Israel study suggests elementary school reopenings are low-risk for COVID-19 transmission | #coronavirus | #kids. | #children | #schools


Ever since coronavirus disease 2019 (COVID-19) first emerged with devastating ferocity, the emphasis has been on interrupting its spread until effective, safe and targeted antivirals and vaccines become available. The chief focus has been on non-pharmaceutical interventions (NPIs), including school closures, social distancing and shelter in place orders.

School closure – necessary or not?

Much controversy has surrounded the closure of educational institutions, in particular, because of the feared impact of sudden and profound isolation of school-age children from their schoolfellows. Some studies have failed to confirm these fears, showing, indeed, a beneficial effect from the increased time spent with family and less negative peer pressure.

However, the primary aspect remains the epidemiological ramifications of this policy. A recent study published online in the journal JAMA Network Open explores the difference in incidence of infections with severe acute respiratory syndrome coronavirus 2 (SARS-CoV-2), the causative virus of COVID-19, between lockdown and the reopening of schools in November.

The Israel experience

Israel was badly affected by the pandemic, but its schools reopened as usual after the summer vacation, on September 1, 2020. At that point, active spread of the virus was occurring, and the incidence of COVID-19 was among the highest in the world.

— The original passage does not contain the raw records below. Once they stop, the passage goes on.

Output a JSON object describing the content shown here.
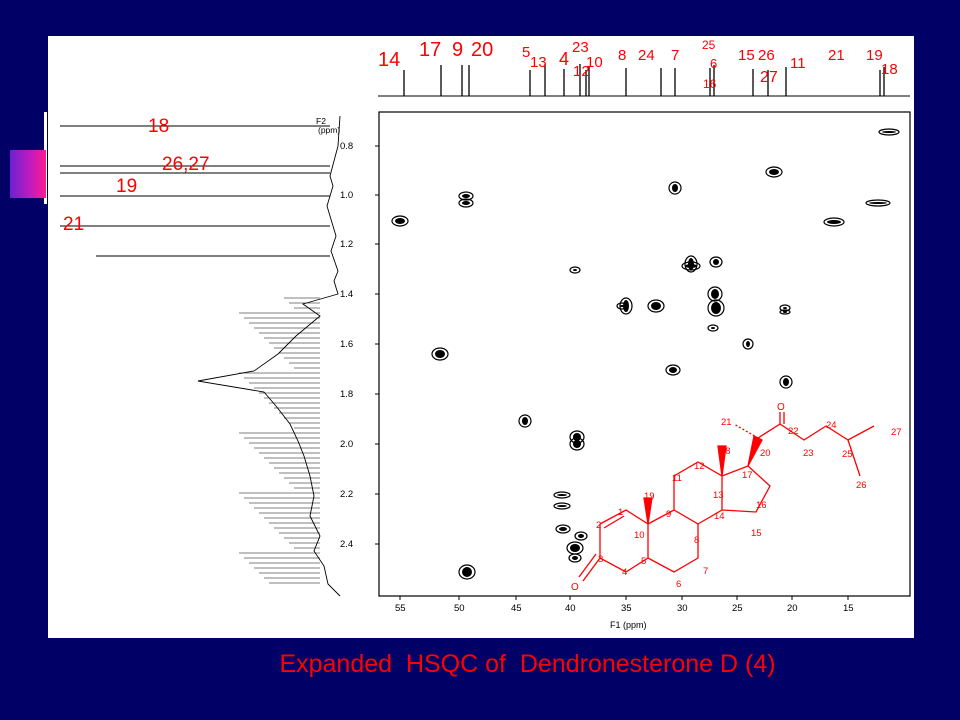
{
  "caption": "Expanded  HSQC of  Dendronesterone D (4)",
  "colors": {
    "background": "#000066",
    "annotation": "#ff0000",
    "spectrum": "#000000",
    "figure_bg": "#ffffff"
  },
  "carbon_labels": [
    "14",
    "17",
    "9",
    "20",
    "5",
    "13",
    "4",
    "23",
    "12",
    "10",
    "8",
    "24",
    "7",
    "25",
    "6",
    "16",
    "15",
    "26",
    "27",
    "11",
    "21",
    "19",
    "18"
  ],
  "proton_labels": [
    "18",
    "26,27",
    "19",
    "21"
  ],
  "f2_axis": {
    "title": "F2\n(ppm)",
    "ticks": [
      "0.8",
      "1.0",
      "1.2",
      "1.4",
      "1.6",
      "1.8",
      "2.0",
      "2.2",
      "2.4"
    ]
  },
  "f1_axis": {
    "title": "F1 (ppm)",
    "ticks": [
      "55",
      "50",
      "45",
      "40",
      "35",
      "30",
      "25",
      "20",
      "15"
    ]
  },
  "structure": {
    "atom_numbers": [
      "1",
      "2",
      "3",
      "4",
      "5",
      "6",
      "7",
      "8",
      "9",
      "10",
      "11",
      "12",
      "13",
      "14",
      "15",
      "16",
      "17",
      "18",
      "19",
      "20",
      "21",
      "22",
      "23",
      "24",
      "25",
      "26",
      "27"
    ],
    "heteroatoms": [
      "O",
      "O"
    ]
  }
}
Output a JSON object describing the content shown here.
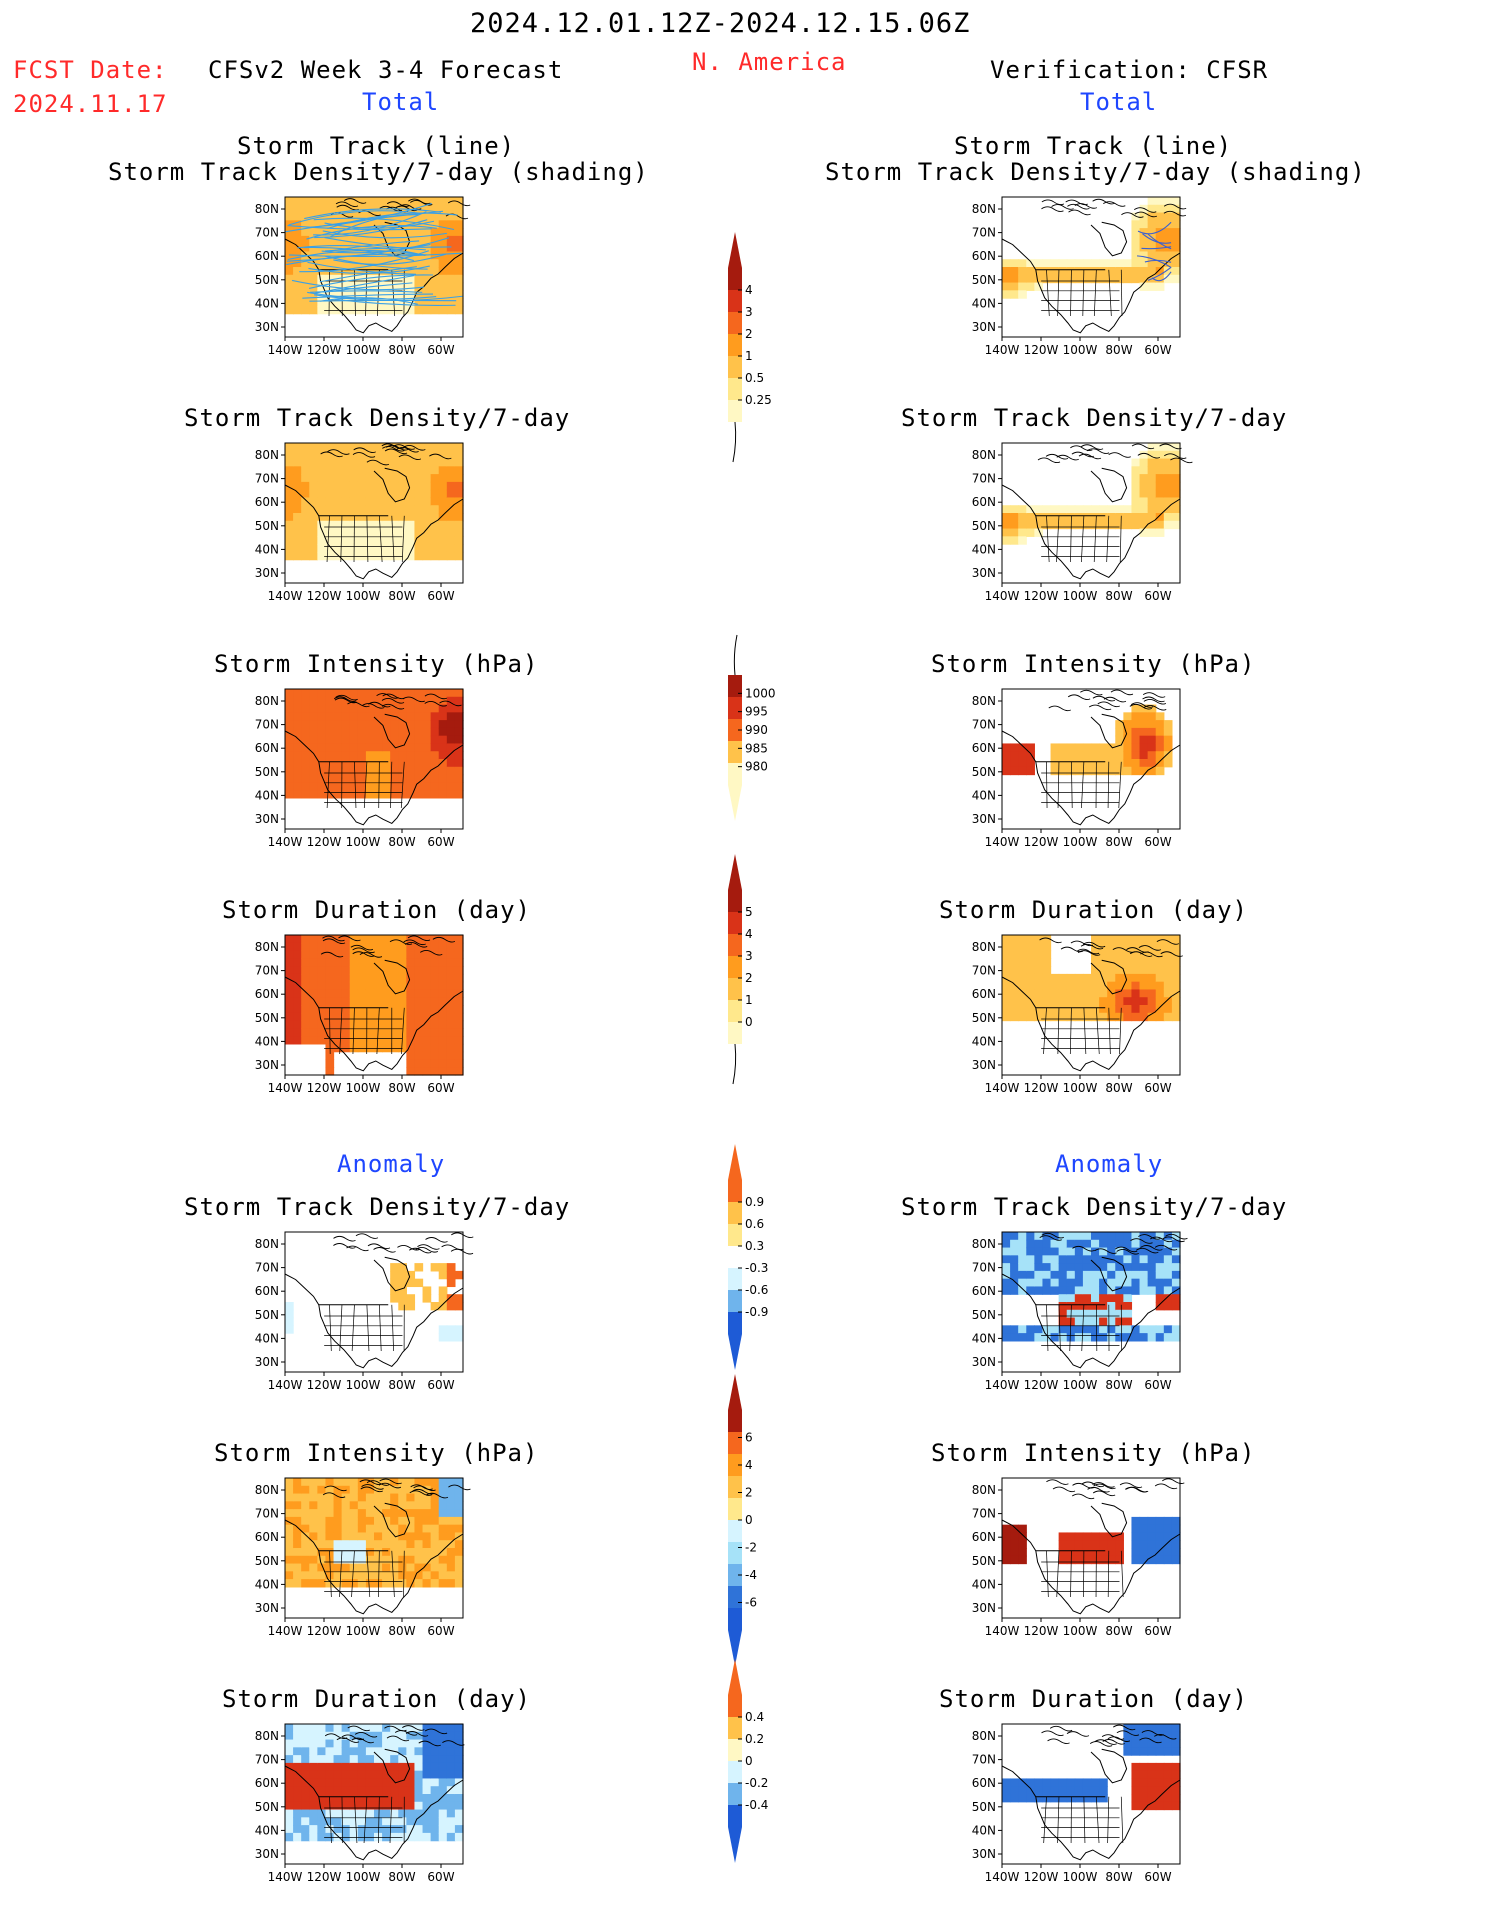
{
  "header": {
    "date_range": "2024.12.01.12Z-2024.12.15.06Z",
    "region": "N. America",
    "fcst_label": "FCST Date:",
    "fcst_date": "2024.11.17",
    "model_title": "CFSv2 Week 3-4 Forecast",
    "verification_title": "Verification: CFSR",
    "total_left": "Total",
    "total_right": "Total",
    "anomaly_left": "Anomaly",
    "anomaly_right": "Anomaly"
  },
  "colors": {
    "title_red": "#ff2a2a",
    "title_blue": "#1e46ff",
    "track_line": "#3aa0e6",
    "track_line_verif": "#3a5fd0",
    "shade_levels": [
      "#fff8c4",
      "#ffe88c",
      "#ffc24a",
      "#ff9c1e",
      "#f5671e",
      "#d93318",
      "#a51b0e"
    ],
    "neg_levels": [
      "#d6f4ff",
      "#a6e2f8",
      "#6fb4ec",
      "#2f73d8",
      "#1e5bd6"
    ],
    "map_outline": "#000000"
  },
  "panel_titles": {
    "track": [
      "Storm Track (line)",
      "Storm Track Density/7-day (shading)"
    ],
    "density": "Storm Track Density/7-day",
    "intensity": "Storm Intensity (hPa)",
    "duration": "Storm Duration (day)"
  },
  "axes": {
    "lat_labels": [
      "80N",
      "70N",
      "60N",
      "50N",
      "40N",
      "30N"
    ],
    "lon_labels": [
      "140W",
      "120W",
      "100W",
      "80W",
      "60W"
    ]
  },
  "colorbars": [
    {
      "id": "cb-density",
      "labels": [
        "4",
        "3",
        "2",
        "1",
        "0.5",
        "0.25"
      ],
      "open_bottom": true
    },
    {
      "id": "cb-intensity",
      "labels": [
        "1000",
        "995",
        "990",
        "985",
        "980"
      ],
      "open_top": true
    },
    {
      "id": "cb-duration",
      "labels": [
        "5",
        "4",
        "3",
        "2",
        "1",
        "0"
      ],
      "open_bottom": true
    },
    {
      "id": "cb-anom-density",
      "labels": [
        "0.9",
        "0.6",
        "0.3",
        "-0.3",
        "-0.6",
        "-0.9"
      ]
    },
    {
      "id": "cb-anom-intensity",
      "labels": [
        "6",
        "4",
        "2",
        "0",
        "-2",
        "-4",
        "-6"
      ]
    },
    {
      "id": "cb-anom-duration",
      "labels": [
        "0.4",
        "0.2",
        "0",
        "-0.2",
        "-0.4"
      ]
    }
  ]
}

The current study used daily case data from the Israeli Ministry of Health, the number of diagnostic reverse transcriptase-polymerase chain reaction (RT PCR) tests for the virus, and the test positivity rate (TPR). This was used to estimate weekly incidence by age group, according to the number of tests.

The researchers compared the adjusted incidence rate ratios (IRR) and the TPR for the last week of August 2020, before schools reopened, with those of the first three weeks of September. They also compared the months of November and December 2020, with the last week of October 2020, similarly.

The data came from over 47,000 children between the ages of 0 and 9 years, over 100,000 between 10-19 years, 151,000 adults 20-39 years of age, and 103,000 aged 40-59 years. The oldest age group contained 63,000 adults of 60 years or over.

The data was based on infected individuals.

What are the findings?

The findings show that the IRR increased least in the youngest age group, as did the TPR, in both September and November-December 2020. The values of the adjusted IRRs varied between 1.1% to 3.2% in the different age groups, with the highest increase being in those aged 10-59 years.

The TPR for this period varied between a low of 0.77 in the youngest participants to a high of 1.5 (or 1.6) in those aged 10-59 years.

With the November-December period, the IRRs were lowest, at 1.34, in the 0-9 years age group. With the rest, it varied from 2.5 to 3, for the most part, except for the 10-19 year age group.

The TPR varied between 0.75 in the youngest children, to nearly 1 in the 10-19-year-olds, through 1.3 from 20-39 years, and 1.5 in the oldest patients.

Small increase among young children

The adjusted IRRs in children showed significantly lower rates of increase, indicating a slow increase in the number of new cases, in the period immediately after schools reopened. Relatively, the slope was higher with increasing age.

In fact, from a slope of 26 in the age group 10-19 years, it increased sharply to 66, 88, and 92, in the succeeding age groups, before declining to 64 in those aged 60 years or more.

What are the implications?

The very low increase in IRR and TPR in the youngest children during both periods of school reopening, as well as the very low slope of adjusted incidence, indicate that the rate of infection among 0-9-year-olds in school is very low. This agrees with earlier studies that show the very low rate of infection and even of viral transmission among and by very young and primary-school-aged children.

The study was an observational study, making causal inferences difficult. Moreover, there is not much difference in the IRRs and TPRs in pre-teens, adolescents and young adults, relative to those aged 20-59 years. In short, those aged 10-59 years show relative homogeneity in their rates of infection and test positivity.

If children aged 0-9 years are neither infected readily, nor play a major role in transmitting the virus to their peers at school, school closures for this age group appear meaningless. “Therefore, resuming school for this age group when lockdown was released appears to have been safe for them.”

The same cannot be stated with confidence for older children and adolescents or young adults. They would probably be better off with online instruction until the pandemic situation resolves and after proper protocols have been set up to minimize viral transmission among older students in schools.